Christmas, that most wonderful f*cking time of the year. It didn’t always feel this way. There was a time when Christmas was merry and bright, swaddled in quivering pine-scented anticipation, basking in the comforting glow of family and food. But years of careless callousness ripped the wrapping of this presence, leaving a stinging trail of paper cuts on a shrinking heart.


After years of slowly edging away from the formidable emotional baggage piled higher each holiday season, the coffin lid firmly slammed in the face of festivities when her father refused to see her that Christmas. The sentence was delivered unexpectedly without preamble, his mind made up for him by the Wicked Witch of the East. She was bereft and holly jolly Christmases were dead.
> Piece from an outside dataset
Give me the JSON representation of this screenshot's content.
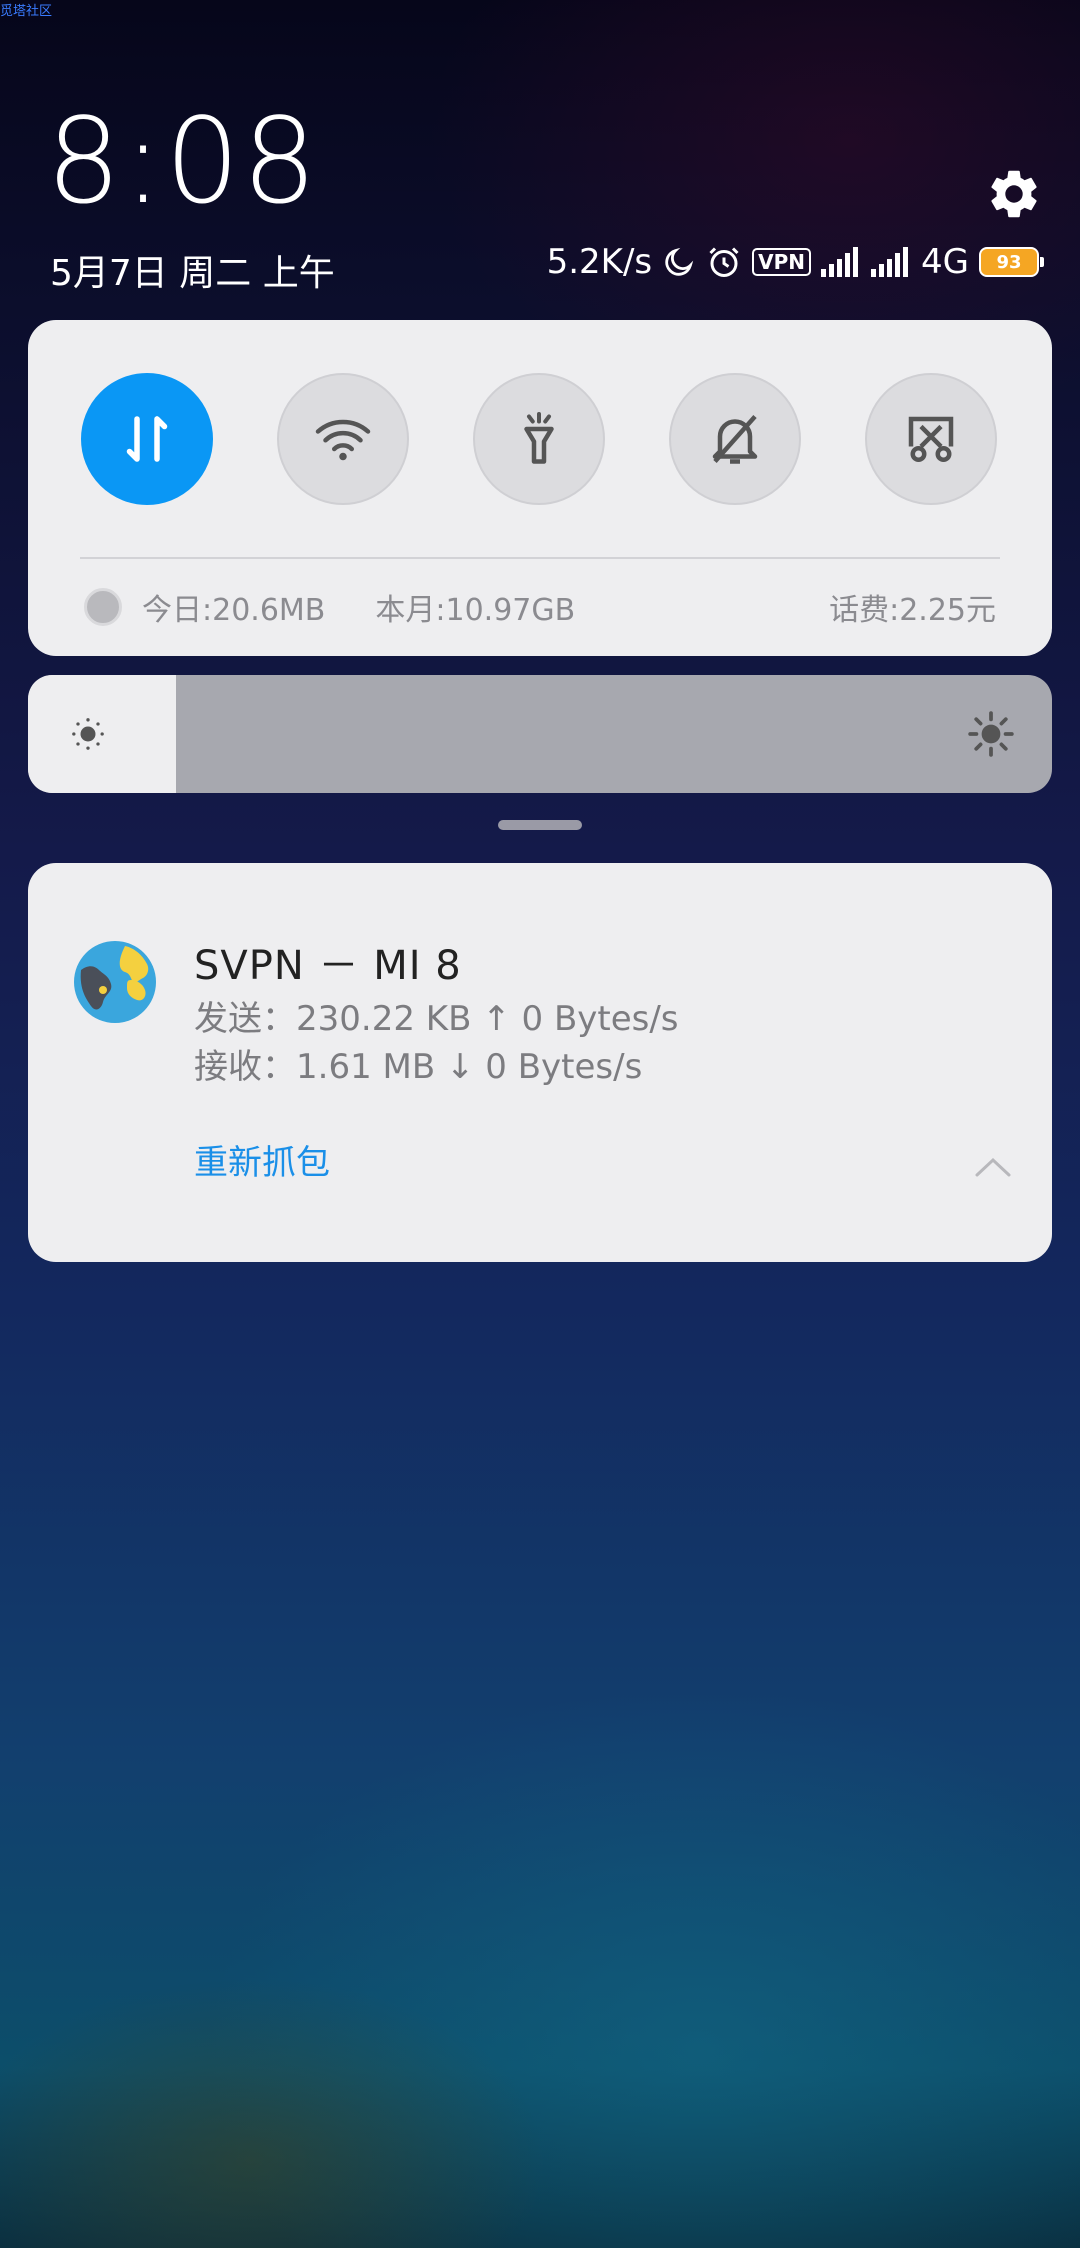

She takes pains to slink her Grinchyness away into a cold cave in the mountains of her heart, shrinking the sphere of cynicism back from others’ joy. But ridicule finds her just the same; admonishments delivered with each greeting card. It means the dread creeps in with the first chord of carols in the air and locks around her larynx until the last crispy tree is dragged from the curb.


It’s bad enough to endure when it at least feels like Christmas. When treetops glisten and the weather outside is frightful, but her brain rejects the celebration in summer outright. Beach barbeques and surfin’ santas supplant the last vestiges of what she could continue to cherish, still silent nights and Jack Frost’s nip on her nose, and she fights the urge to flee.


They don’t understand, how could they? She simply must be awful. She’s clearly trying to ruin their fun. Such behaviour cannot be tolerated. She must be reprimanded and corrected for every transgression. In her joyless face, they only see obstinate judgement and a challenge to their traditions. They refuse to listen through her tears to the news she’s received. ‘Get over it,’ they say. People get breast cancer every day.


A drive in the country is just the thing to cast out the shadow in which she wallows, they decide. Nothing quite like wending along a car-sickened way, with agonising fear for a best friend’s life banging mercilessly in the brain, to raise the spirits. The blackened landscape outside her window feeds the dementors in her soul with fresh reminders of life’s fragility flashing by kilometer after kilometer. They chide her tears. How can anyone possibly cry on a bright sunny Christmas Eve day? Doubtless, she simply wants to ruin their fun.


Then the children arrive and the pressure mounts to do it for them. Fill their stockings, create wonder and delight, and fight every anti-consumerist inclination in your soul for their sake, they demand. It overwhelms her, makes her sick with anxiety. How can she fake holiday cheer when she wants to scream? Why can’t she make it stop? Maybe this year will be her turn to walk away.